Regressive Listening The commodity system of music requires regressive (i.e., childish) listeners. “Their (our) primitivism is not that of the undeveloped, but of the forcibly retarded. Whenever they have a chance, they display the pinched hatred of those who really sense the other but exclude it in order to live in peace….” Regressive listening is “tied to production by advertising. [It] appears as soon as advertising turns into terror, as soon as nothing is left for the consciousness but to capitulate before the superior power of the advertised stuff and purchase spiritual peace by making the imposed goods literally its own thing.” Watney’s ad: “We demand (what you are selling us).”

Regressive Listening The illusion of freedom: Alternative music. Notice Adorno’s remarks (top of page 540) about the “wire fences” between different kinds of music, and the remarks from the bottom of 544 to 546 about individuals trying to break free from the system and establish an individual taste. Adorno’s point: there is a commercial slot waiting for every “individualist”. Vocabulary tip: “reified” = “made into an object”

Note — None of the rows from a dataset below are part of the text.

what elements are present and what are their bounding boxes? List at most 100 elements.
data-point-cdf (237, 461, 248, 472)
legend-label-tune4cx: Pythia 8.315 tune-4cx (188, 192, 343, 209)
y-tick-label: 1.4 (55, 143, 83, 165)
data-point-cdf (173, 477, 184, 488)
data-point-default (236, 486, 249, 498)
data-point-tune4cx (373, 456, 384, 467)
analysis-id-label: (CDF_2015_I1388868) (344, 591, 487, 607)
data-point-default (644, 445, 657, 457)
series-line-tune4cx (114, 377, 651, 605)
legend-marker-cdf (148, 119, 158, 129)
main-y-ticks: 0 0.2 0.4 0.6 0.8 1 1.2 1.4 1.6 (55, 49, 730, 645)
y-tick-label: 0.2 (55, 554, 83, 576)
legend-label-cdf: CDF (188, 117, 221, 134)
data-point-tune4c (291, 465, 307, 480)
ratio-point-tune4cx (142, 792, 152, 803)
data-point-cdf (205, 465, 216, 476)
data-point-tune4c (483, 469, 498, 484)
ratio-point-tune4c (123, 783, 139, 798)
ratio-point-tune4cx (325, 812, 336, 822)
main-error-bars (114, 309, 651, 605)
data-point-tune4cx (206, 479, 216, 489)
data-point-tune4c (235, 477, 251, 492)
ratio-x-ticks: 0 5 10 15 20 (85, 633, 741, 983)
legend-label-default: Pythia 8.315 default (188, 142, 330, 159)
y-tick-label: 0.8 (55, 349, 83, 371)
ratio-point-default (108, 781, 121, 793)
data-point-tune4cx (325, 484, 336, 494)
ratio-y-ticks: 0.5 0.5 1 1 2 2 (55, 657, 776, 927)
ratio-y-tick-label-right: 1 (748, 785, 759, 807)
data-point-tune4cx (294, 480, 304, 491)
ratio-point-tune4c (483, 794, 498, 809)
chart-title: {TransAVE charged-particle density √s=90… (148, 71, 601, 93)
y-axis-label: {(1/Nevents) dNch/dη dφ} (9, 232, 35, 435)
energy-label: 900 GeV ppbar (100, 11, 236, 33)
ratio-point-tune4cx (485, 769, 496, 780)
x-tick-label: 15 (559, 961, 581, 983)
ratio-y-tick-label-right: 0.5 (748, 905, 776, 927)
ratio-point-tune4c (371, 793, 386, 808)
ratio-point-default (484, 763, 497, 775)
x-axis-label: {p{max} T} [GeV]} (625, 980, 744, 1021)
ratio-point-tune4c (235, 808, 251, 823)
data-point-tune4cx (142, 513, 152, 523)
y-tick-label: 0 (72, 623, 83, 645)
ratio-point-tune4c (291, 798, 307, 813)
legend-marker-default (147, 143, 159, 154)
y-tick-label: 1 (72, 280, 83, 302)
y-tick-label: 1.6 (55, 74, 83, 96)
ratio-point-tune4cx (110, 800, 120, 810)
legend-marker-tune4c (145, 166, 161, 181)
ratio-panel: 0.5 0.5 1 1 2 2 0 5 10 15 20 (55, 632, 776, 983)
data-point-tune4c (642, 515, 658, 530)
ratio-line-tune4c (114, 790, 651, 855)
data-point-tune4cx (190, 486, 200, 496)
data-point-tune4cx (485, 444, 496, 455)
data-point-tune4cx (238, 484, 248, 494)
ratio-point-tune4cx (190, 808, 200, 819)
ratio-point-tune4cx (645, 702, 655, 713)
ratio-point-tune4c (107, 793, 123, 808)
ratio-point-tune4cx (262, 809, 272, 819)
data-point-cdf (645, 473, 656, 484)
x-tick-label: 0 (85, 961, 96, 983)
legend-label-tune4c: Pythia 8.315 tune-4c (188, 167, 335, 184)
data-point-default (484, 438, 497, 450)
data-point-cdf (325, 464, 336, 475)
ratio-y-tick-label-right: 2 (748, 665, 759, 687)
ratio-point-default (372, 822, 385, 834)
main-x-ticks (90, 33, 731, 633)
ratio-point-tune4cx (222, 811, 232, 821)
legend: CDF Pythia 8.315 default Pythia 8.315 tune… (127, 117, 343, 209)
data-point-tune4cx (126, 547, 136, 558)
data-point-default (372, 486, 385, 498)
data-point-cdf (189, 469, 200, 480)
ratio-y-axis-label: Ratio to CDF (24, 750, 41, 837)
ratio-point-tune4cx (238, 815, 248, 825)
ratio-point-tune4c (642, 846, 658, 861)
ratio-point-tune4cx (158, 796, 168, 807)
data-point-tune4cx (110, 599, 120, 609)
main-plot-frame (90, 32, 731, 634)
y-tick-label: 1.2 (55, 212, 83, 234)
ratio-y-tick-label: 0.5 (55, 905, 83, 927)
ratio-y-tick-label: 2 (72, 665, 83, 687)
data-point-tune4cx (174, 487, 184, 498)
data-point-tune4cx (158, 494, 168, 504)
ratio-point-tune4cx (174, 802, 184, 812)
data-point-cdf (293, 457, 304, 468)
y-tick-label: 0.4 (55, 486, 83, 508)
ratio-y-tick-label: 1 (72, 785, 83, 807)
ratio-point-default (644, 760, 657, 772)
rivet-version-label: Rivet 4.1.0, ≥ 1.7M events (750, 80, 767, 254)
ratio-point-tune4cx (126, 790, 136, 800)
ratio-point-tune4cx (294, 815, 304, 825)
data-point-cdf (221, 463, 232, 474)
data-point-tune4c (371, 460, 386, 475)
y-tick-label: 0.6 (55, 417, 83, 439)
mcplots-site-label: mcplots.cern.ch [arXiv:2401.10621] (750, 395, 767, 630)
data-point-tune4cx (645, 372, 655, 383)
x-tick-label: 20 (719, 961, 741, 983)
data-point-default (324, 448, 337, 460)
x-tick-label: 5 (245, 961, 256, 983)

Advertising as terror Why does Adorno describe advertising as terror? Do you think he is right? How does the advertising system work to promote music? Does it shape musical taste?

Thinking about Adorno How much truth is there in Adorno’s analysis of popular music? How does the commercial music and entertainment system work? How did you acquire the musical tastes you have? How much musical training do you have?

Thinking about Adorno Is popular music simple-minded? Is classical music (as played by orchestras and on the radio) just as commercial as popular music, as Adorno claims? Does commercialism tend to swallow up musical originality, substitute simple-minded formulas, and keep the audience simple-minded?

Thinking about Adorno Can you think of some ways that Adorno is wrong? In particular, can you think of examples of genuine originality in popular music? What about musical taste? Are you growing in your ability to hear and appreciate different kinds of music? Do you hear more than you used to? What about your musical expression? Do you sing? Dance? Are you a better musician than you used to be?